Saturday, November 23, 2013

When are you 'content'?

Luckily, I woke up in a writing mood today. Unfortunately, that 10-15 pager due on Tuesday didn't seem all that appealing. But I do think I have an idea for a college essay, so that's productive enough I think. I really despise these essay questions the way I don't care for those trick questions they ask you during job interviews. I never know what they want to hear and I don't like the questions that seem to be asking for your life's pity-party story, or the ones that want a 600 word brag about how awesome you are.  But I went to sleep thinking about quilts and I woke up thinking about how much I like to do and make things, so here's the question and my brain-storm/first draft.

Describe a place or environment where you are perfectly content. What do you do or experience there, and why is it meaningful to you? 250-650 words.




(Connecting concepts to real life things, applying knowledge to life. <-- that's kinda what I'm trying to communicate, that I can do that. But then also that I know when to calm the ef down and just do something...)

I am most content when I am learning. I have a tendency to over complicate my life and stress about things I cannot fix and things I cannot control. I find when I am learning a new concept or even applying an old one to a new thing I've never tried, I am able to find some peace. In these moments I can slow down and center myself. Being a student is difficult at times. Feeling the pressure of endless deadlines and massive papers and complicated projects, I find that it is important for me to step back from it all. I do this with learning. I find myself a new task, one I can handle and one that can be completed, and focus my attention there. While I am working on this new thing, be it a small painting or a giant quilt, I can refocus my thoughts and energy into one tangible thing. When I complete this new project, it fills me with a sense of accomplishment and a boost of motivation that gives me the confidence to finish my other, more pressing, tasks.
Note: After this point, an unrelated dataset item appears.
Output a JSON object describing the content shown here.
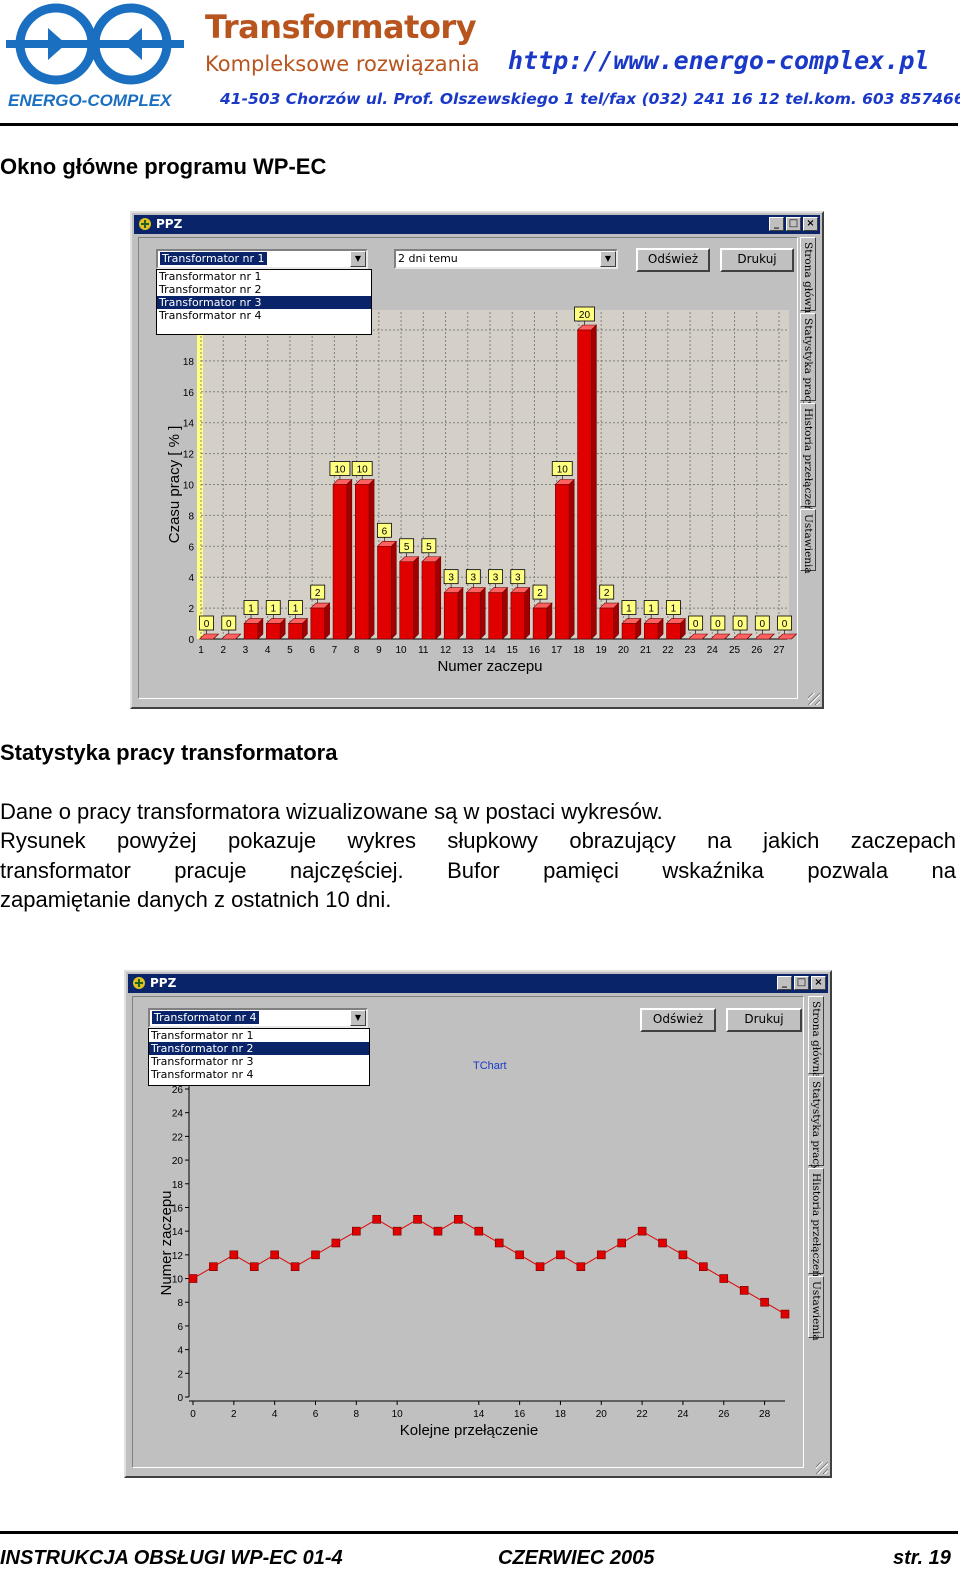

I have always liked to draw and a few years ago I taught myself to paint. I like building things and discovering how things work. I like creating things with my hands and learning to cook new meals. When I set out on these new tasks I find myself forgetting the stress I feel and I can focus and engulf myself in this one thing. I like to think about the first person who discovered the particular course of action for whatever project I am working on. When I cook a new recipe, I think about the first person who ever thought of combining the ingredients and I wonder why they chose what they did. When I taught myself to reupholster a chair I had, I wondered about the people who do that sort of work all the time. My fingers were so sore and the only thing that kept me motivated was the vision of how beautiful it would be when I was finished. I wondered if they felt the same way I did; if they liked to take something old and used and turn it into something brand new. I learned to make "crazy" quilts a few years ago around this time in the fall semester. I wondered if this technique was discovered through necessity or if it was just a creative impulse. I wondered if the first quilt maker had run out of fabric and had to finish their last piece or if they simply had a family to keep warm and could not afford to buy the larger bolts of cloth. I learned to make chocolate truffles and wondered about the chemistry that goes into keeping the chocolate in temper so it doesn't melt at room temperature.
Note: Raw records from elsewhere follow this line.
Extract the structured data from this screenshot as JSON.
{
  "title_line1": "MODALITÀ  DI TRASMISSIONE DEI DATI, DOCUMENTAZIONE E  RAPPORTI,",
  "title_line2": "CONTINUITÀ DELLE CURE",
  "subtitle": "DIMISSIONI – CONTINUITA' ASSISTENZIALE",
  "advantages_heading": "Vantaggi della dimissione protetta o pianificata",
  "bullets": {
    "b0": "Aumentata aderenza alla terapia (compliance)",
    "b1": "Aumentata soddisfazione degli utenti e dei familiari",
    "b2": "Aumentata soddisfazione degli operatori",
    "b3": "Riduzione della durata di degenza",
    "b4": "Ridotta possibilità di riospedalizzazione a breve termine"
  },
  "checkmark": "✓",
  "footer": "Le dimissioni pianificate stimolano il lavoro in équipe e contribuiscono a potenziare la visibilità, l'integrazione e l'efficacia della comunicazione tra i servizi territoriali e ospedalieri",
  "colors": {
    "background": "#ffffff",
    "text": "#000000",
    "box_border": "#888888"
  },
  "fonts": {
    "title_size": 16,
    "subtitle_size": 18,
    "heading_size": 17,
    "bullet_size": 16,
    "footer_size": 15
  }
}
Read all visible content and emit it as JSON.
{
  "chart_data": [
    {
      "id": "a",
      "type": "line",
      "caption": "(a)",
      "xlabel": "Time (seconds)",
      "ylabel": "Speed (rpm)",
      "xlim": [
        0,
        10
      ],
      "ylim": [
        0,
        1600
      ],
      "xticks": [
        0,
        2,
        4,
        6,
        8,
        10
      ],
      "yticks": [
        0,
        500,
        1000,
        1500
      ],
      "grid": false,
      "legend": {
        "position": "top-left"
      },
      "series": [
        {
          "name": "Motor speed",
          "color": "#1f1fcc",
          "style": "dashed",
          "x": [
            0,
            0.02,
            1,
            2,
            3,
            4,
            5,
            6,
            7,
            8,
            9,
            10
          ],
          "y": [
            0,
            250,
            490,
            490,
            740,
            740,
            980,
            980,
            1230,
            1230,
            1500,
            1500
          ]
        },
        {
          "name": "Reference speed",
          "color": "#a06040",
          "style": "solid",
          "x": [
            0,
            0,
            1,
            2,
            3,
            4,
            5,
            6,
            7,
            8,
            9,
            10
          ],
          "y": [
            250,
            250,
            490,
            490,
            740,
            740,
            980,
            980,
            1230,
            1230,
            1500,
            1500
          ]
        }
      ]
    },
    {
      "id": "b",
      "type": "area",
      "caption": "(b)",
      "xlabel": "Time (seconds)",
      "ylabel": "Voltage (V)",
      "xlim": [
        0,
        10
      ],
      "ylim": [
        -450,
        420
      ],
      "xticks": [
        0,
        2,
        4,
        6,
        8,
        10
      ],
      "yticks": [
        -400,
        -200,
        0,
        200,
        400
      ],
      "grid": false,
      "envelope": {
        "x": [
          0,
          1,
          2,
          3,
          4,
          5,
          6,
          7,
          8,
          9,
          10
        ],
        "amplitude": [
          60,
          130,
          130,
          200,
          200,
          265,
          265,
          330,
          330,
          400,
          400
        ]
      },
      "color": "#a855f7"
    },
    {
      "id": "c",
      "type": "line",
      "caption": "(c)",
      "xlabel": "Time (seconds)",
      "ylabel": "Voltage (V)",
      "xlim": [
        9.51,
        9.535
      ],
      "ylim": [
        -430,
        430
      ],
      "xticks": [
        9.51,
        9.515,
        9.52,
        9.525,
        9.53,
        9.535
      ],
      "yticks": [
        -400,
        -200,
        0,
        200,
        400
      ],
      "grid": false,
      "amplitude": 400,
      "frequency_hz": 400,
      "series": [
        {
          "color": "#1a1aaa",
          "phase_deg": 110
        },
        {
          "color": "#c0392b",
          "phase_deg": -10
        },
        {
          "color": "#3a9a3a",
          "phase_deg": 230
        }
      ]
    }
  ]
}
Every time I finish a project I feel refreshed and motivated. It does not always matter if I was good at it or not. Sometimes I never do the same thing again. But sometimes I do. With the painting and the chocolate making I have found quick and simple projects that will help me refocus and put my life back in balance when I need it. This is my meditation. It may sound silly to imagine fictitious stories about people who may have never existed. It may seem more practical to research and attempt to discover where this stuff really came from but for me, that would defeat the purposelessness of it all. For me, it is not about the facts, it's about the discovery and the imagination. I try to save the evidence for the classroom and the research for the paper. When I need contentment and peace, I make something just for the sake of doing it.

(639 words) Whadda ya think?? Opinions and constructive advice if ya wanna!